Objectives. Because sudden death due to complete atrioventricular (AV) block or ventricular arrhythmias is the most dramatic event in myotonic dystrophy, we assessed the relation of cardiac disease to cytosine—thymine—guanine (CTG) triplet mutation in adults affected with myotonic dystrophy.
Background. The myotonic dystrophy mutation, identified as an unstable deoxyribonucleic acid (DNA) sequence (CTG) prone to increase the number of trinucleotide repeats, produces clinical manifestations of the disease in skeletal muscle, the heart and many organ systems.
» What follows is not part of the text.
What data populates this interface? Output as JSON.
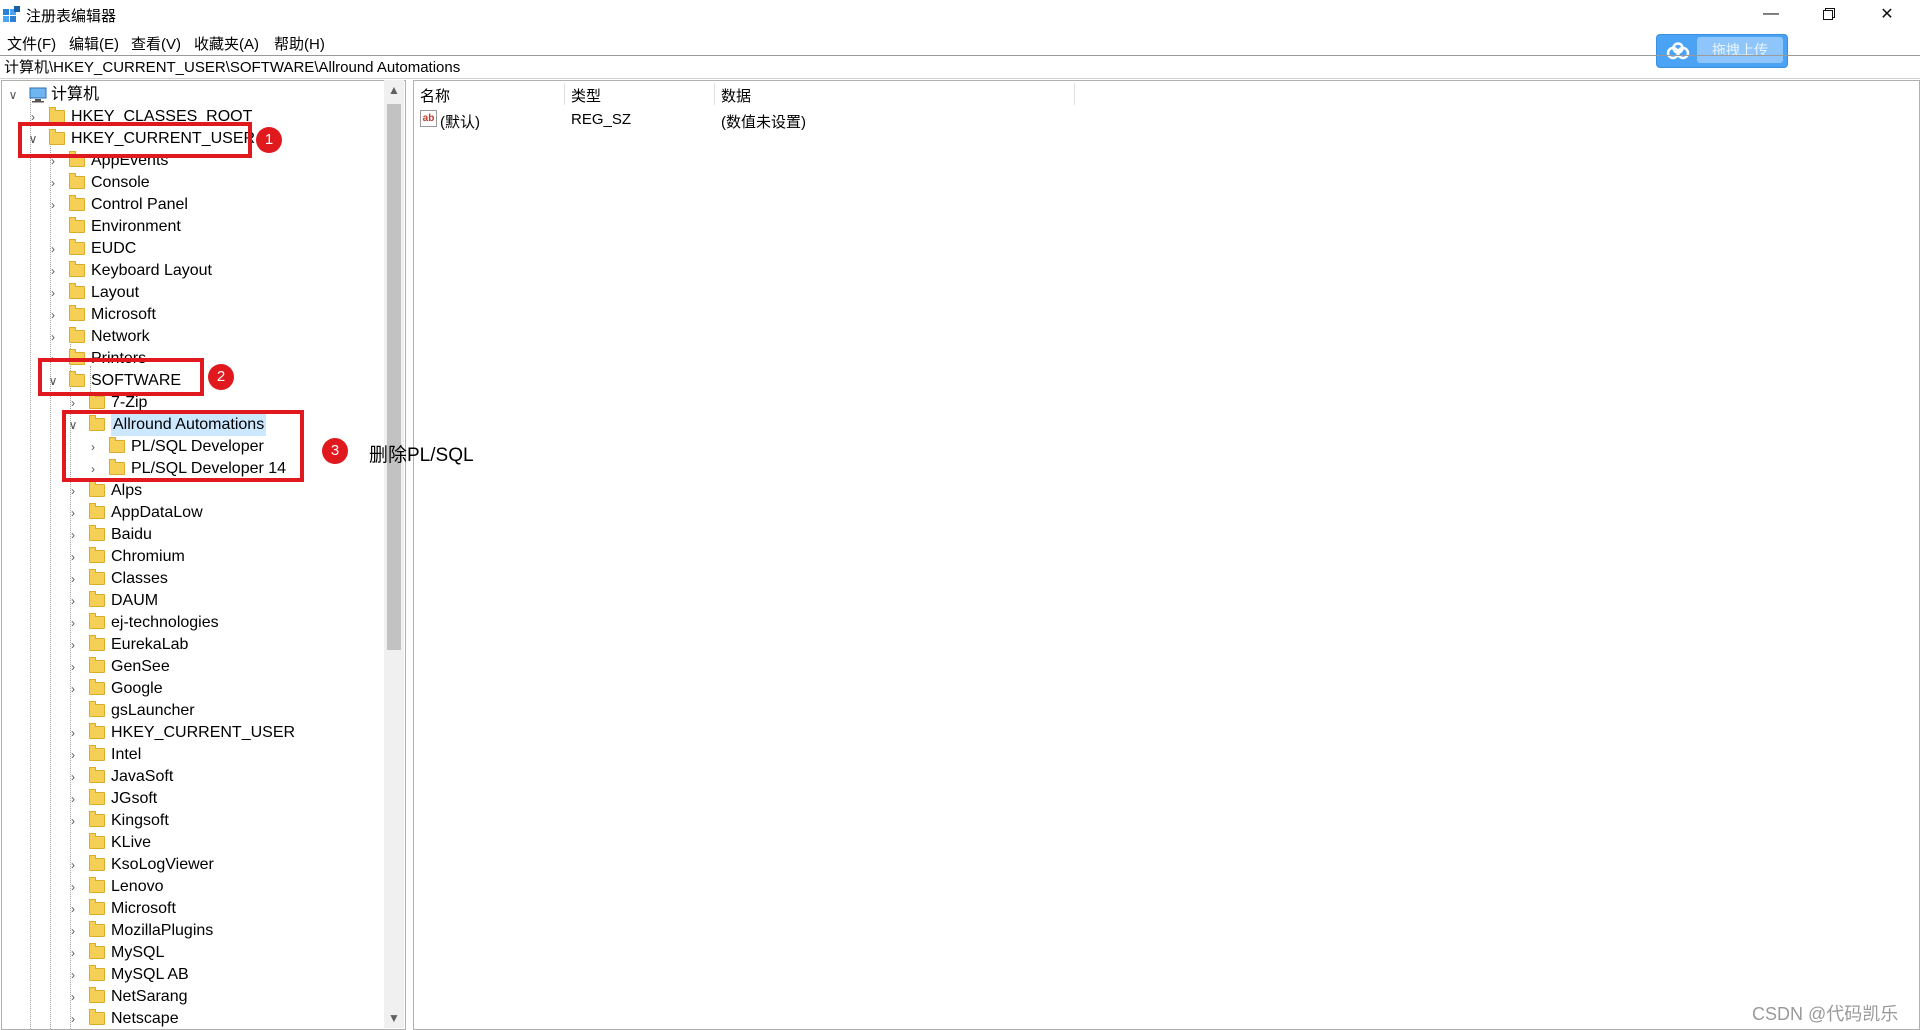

Methods. Forty-two adult patients underwent electrocardiography and echocardiography; in addition, signal-averaging electrocardiography was performed in 22, and 24-h Holter monitoring was recorded in 32. The diagnosis was established by neurologic examination, electromyography, muscle biopsy and DNA analysis. The patients were then classified into three subgroups on the basis of the number of CTG trinucleotide repeat expansions: E1= 18 patients with 0 to 500 CTG repeats; E2= 12 patients with up to 1,000 repeats; E3+ E4= 10 patients with up to 1,500 repeats and 2 patients with >1,500 repeats.
Results. The incidence of normal electrocardiographic (ECG) results was found to be significantly different in the three subgroups (55%, 50%, 17% in E1, E2, E3+ E4, respectively, p = 0.04), with the highest values in the group with fewer repeat expansions. The incidence of complete left bundle branch block was also significantly different among the groups (5% in E1, 0% in E2, 42% in E3+ E4, p = 0.01) and was directly correlated with the size of the expansion. A time-domain analysis of the signal-averaged ECG obtained in 12 patients in E1, 4 in E2, 5 in E3and 1 in E4showed that abnormal ventricular late potentials were directly correlated with CTG expansion (33% in E1, 75% in E2, 83% in E3+ E4, p = 0.05). Moreover, the incidence of ventricular couplets or triplets showed a positive correlation with size of CTG expansion (0 in E1, 0 in E2, 29% in E3+ E4, chi square 0.02).
Conclusions. Our findings suggest that the involvement of specialized cardiac tissue, accounting for severe AV and intraventricular conduction defects, is related to CTG repeat length. In addition, the presence of abnormal late potentials directly correlates to CTG expansion. Abnormal late potentials, caused by slowed and fragmented conduction through damaged areas of myocardium, represent a substrate for malignant reentrant ventricular arrhythmias. In the future, therefore, molecular analysis of DNA should identify patients with cardiac disease at high risk for development of AV block or lethal ventricular arrhythmias.